BAGHDAD (Reuters) – Gunmen in a speeding car opened fire on Wednesday in the Iraqi capital at two buses carrying Iranian pilgrims, killing an Iranian woman and an Iraqi driver, the Baghdad security command said.
The attack on a main road in northwestern Baghdad also wounded five Iranian pilgrims, according to a statement from the agency read to Reuters over the phone.
The attack came after two bloody days in Baghdad in which more than 50 people were killed by suicide car bombs targeting main hotels and an interior ministry office.

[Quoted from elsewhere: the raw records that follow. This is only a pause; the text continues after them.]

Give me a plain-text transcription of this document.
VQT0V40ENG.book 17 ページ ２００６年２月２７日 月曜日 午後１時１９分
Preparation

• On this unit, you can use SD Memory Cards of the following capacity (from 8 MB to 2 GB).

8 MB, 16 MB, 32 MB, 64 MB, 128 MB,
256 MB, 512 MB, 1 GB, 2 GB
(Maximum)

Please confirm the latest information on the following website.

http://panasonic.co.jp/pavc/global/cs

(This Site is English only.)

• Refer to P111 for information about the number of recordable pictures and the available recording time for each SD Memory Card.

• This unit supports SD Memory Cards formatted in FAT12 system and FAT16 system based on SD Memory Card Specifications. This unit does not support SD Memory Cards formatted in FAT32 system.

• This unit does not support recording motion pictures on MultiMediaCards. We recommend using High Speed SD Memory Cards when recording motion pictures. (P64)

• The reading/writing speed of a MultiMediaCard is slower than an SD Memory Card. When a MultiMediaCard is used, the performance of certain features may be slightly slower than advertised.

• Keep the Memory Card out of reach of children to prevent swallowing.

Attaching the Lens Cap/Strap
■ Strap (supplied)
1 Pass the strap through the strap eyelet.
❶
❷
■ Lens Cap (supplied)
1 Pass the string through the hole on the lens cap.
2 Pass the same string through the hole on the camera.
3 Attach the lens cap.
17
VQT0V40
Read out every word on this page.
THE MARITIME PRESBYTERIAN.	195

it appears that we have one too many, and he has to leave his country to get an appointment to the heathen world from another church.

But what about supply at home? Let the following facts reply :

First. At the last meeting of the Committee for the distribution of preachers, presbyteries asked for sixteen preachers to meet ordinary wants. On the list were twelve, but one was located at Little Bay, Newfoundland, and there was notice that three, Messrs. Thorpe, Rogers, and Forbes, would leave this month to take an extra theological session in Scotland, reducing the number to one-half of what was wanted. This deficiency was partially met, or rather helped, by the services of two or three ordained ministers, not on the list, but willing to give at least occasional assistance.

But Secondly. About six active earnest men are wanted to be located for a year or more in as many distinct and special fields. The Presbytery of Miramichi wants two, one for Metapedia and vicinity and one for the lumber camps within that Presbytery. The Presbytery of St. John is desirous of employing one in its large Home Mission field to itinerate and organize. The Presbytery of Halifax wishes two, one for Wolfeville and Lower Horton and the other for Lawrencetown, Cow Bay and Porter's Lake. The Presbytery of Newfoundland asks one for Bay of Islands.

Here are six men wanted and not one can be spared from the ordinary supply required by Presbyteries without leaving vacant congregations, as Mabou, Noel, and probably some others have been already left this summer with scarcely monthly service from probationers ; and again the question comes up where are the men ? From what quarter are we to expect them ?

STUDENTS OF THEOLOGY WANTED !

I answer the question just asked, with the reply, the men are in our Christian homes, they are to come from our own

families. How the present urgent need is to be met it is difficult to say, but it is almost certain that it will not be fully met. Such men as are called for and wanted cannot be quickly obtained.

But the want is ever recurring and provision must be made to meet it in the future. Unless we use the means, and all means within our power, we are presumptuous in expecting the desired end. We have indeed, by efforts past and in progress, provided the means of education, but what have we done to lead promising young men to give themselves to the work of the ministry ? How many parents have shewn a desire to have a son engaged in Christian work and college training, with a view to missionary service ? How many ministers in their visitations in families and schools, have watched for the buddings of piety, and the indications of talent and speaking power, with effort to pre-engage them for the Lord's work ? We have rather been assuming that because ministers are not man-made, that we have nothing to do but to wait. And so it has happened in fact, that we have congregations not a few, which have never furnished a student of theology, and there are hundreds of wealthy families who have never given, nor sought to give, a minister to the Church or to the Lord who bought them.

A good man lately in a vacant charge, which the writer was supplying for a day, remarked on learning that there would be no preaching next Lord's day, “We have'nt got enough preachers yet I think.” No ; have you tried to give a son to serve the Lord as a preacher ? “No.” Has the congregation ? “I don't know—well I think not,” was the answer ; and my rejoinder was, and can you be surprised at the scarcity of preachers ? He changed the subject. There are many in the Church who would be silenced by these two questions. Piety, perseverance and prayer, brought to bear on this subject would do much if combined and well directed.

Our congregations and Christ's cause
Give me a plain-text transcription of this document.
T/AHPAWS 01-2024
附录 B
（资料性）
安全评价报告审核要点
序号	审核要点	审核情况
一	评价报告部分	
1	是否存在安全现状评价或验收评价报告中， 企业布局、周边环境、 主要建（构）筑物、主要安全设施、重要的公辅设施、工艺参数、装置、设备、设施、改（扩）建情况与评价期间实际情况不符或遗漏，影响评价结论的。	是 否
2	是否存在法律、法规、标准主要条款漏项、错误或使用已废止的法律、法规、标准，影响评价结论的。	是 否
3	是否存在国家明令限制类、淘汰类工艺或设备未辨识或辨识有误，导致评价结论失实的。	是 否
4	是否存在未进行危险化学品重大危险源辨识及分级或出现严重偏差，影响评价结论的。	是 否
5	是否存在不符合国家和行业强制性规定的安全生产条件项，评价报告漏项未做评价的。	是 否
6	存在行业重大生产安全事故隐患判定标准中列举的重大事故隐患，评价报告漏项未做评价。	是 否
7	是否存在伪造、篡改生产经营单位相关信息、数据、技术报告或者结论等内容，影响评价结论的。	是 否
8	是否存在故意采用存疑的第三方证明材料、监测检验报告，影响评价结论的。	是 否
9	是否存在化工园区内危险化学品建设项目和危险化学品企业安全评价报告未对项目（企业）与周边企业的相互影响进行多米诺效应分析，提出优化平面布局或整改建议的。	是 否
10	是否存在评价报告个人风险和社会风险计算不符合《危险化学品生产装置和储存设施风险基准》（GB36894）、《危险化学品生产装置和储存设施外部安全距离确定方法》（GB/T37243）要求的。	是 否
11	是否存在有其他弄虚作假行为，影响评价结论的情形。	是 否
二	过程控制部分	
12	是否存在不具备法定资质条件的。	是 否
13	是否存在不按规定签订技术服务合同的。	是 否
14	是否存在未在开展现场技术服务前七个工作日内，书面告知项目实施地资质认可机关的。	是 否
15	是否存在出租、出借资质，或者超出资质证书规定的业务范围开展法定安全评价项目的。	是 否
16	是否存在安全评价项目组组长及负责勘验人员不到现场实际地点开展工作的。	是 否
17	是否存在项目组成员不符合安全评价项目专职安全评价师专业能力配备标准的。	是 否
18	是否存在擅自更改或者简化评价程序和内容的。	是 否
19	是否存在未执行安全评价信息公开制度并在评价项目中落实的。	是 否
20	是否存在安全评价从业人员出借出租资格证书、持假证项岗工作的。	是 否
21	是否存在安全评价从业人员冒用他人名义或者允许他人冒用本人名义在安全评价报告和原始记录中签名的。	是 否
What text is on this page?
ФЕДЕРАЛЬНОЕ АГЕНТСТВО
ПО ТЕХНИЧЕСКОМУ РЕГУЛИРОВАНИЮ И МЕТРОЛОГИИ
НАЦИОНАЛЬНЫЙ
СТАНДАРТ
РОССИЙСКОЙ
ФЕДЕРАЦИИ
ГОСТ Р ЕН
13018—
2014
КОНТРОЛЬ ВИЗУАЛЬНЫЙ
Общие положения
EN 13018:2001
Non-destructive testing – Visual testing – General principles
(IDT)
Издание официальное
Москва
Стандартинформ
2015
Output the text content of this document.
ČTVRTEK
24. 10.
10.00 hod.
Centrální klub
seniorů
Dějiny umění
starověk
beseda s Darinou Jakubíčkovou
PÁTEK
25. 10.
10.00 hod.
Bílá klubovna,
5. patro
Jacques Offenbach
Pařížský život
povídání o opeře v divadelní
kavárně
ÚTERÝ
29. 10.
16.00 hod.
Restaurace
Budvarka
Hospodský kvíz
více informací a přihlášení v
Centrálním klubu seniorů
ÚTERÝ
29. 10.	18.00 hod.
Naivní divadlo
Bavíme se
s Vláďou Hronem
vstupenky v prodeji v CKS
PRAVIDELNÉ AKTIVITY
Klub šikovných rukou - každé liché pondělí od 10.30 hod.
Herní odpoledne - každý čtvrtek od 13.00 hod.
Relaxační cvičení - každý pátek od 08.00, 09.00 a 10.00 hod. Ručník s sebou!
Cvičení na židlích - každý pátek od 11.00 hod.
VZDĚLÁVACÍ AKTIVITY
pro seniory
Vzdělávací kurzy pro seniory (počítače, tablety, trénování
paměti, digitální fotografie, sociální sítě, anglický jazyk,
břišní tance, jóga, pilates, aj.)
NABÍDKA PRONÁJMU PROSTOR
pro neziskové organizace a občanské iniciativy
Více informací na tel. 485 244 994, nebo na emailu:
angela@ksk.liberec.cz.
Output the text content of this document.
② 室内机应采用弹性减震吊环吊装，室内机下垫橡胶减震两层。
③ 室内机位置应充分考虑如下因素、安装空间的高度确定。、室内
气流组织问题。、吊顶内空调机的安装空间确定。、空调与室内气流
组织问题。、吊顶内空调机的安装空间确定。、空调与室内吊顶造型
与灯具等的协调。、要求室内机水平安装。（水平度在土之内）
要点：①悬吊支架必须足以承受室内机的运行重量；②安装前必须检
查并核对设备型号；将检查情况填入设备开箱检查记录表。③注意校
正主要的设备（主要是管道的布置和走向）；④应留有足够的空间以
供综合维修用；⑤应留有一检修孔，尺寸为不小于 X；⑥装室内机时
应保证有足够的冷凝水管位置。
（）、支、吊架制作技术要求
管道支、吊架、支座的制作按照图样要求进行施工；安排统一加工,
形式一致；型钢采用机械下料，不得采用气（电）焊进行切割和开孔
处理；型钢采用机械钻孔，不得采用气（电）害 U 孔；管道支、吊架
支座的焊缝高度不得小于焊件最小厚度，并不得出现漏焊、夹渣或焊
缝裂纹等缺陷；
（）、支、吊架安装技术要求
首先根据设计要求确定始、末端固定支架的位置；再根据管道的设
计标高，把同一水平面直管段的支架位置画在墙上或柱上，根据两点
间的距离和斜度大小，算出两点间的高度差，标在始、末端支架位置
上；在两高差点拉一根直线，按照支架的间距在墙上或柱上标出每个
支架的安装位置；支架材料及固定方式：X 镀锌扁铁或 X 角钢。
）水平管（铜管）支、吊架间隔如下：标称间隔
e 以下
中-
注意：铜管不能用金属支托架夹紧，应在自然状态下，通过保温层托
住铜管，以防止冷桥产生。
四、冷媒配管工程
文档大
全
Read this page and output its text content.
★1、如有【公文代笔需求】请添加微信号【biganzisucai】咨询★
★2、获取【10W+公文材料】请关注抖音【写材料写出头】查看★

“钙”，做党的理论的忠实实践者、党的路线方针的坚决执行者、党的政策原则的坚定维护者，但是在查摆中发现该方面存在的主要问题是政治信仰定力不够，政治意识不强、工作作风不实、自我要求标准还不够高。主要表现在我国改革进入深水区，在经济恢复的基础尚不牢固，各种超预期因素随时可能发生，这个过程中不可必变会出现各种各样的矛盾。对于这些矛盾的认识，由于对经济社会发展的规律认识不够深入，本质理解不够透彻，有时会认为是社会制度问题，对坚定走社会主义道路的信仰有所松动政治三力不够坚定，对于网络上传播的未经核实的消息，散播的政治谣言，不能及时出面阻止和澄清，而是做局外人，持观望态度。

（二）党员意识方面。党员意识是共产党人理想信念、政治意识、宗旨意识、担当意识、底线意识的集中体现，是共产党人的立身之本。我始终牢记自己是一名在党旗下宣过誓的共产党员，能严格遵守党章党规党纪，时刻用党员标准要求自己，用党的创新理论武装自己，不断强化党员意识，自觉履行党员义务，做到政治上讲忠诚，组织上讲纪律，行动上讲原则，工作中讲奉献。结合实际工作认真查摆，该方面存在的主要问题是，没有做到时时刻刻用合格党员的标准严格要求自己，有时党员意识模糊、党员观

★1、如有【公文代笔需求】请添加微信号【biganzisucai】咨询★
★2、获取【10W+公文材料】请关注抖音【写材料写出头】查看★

The assaults broke a seven-week lull in major attacks on the capital as Iraq heads into a pivotal general election on March 7 that could set it more firmly on the path to stability or potentially widen its sectarian and ethnic divisions.
Overall sectarian violence has fallen sharply almost seven years after the U.S. invasion, but attacks by suspected Sunni Islamist insurgents aimed at undermining the Shi’ite-led government ahead of the election continue.
The Imam Moussa al-Kadhim shrine, an important Shi’ite Muslim site, lies in the neighborhood where Wednesday’s attack occurred.
The area was cordoned off after the attack, while police and Iraqi soldiers searched for the perpetrators.
Shi’ite pilgrims from Iran have flocked to Iraq in the hundreds of thousands since the fall of Sunni dictator Saddam Hussein.
Religious tourism is providing an economic boom for cities like Najaf and Kerbala that are home to Shi’ite holy sites.